2020 List of Goods Produced by Child Labor or Forced Labor (humantraffickingsearch.org) notes that, “The countries on the List span every region of the world. The most common agricultural goods listed are sugarcane, cotton, coffee, tobacco, cattle, rice, and fish. In the manufacturing sector, bricks, garments, textiles, footwear, carpets, and fireworks appear most frequently. In mined or quarried goods, gold, coal and diamonds are most common.”
If you are a fan of spreadsheets, here is a very complete one provided by the U.S Department of Labor: 2020ListofGoodsExel.xlsx (live.com)
The children who pick coffee beans to be sold at boutique food stores, and the children who are forced into hard labor and sex work while we spit out corporate billionaires by the dozen, are often starving. The UN World Food Program USA lists ten facts about childhood hunger, including that “Nearly Half of All Deaths Among Children Under 5 Are Caused by Hunger.” 10 Facts About Child Hunger in the World (wfpusa.org)
The World Food Program USA also states that “Consistent with the mission of the U.N. World Food Programme, World Food Program USA works with U.S. policymakers, corporations, foundations and individuals to help provide financial and in-kind resources and develop policies needed to alleviate global hunger.” The nonprofit was awarded a Noble Peace Prize in 2020 for their “efforts to combat hunger, to improve conditions for peace in conflict zones and to prevent the use of hunger as a weapon of war.”

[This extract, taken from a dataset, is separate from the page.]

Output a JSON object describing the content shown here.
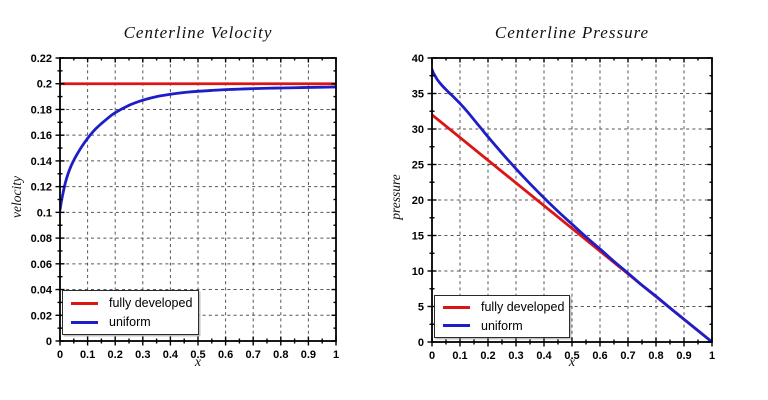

World hunger near doubled in many regions during the worst of the COVID-19 crisis. Consider how the climate crisis, war and food shortages attributable to both could jack up that number. It will take more than a couple of well-functioning nonprofits to provide food access to the children who need it.
The UNCRC defines the “Rights of the Child,” but these rights are not enforced by many of the countries that ratified it, as well as the United States, which did not. It is time to insist that the Senate take action and pass it with the two-thirds majority required and that we then use every means possible, including trade agreements, to enforce it at home and worldwide. It’s time to love and protect all of the world’s children.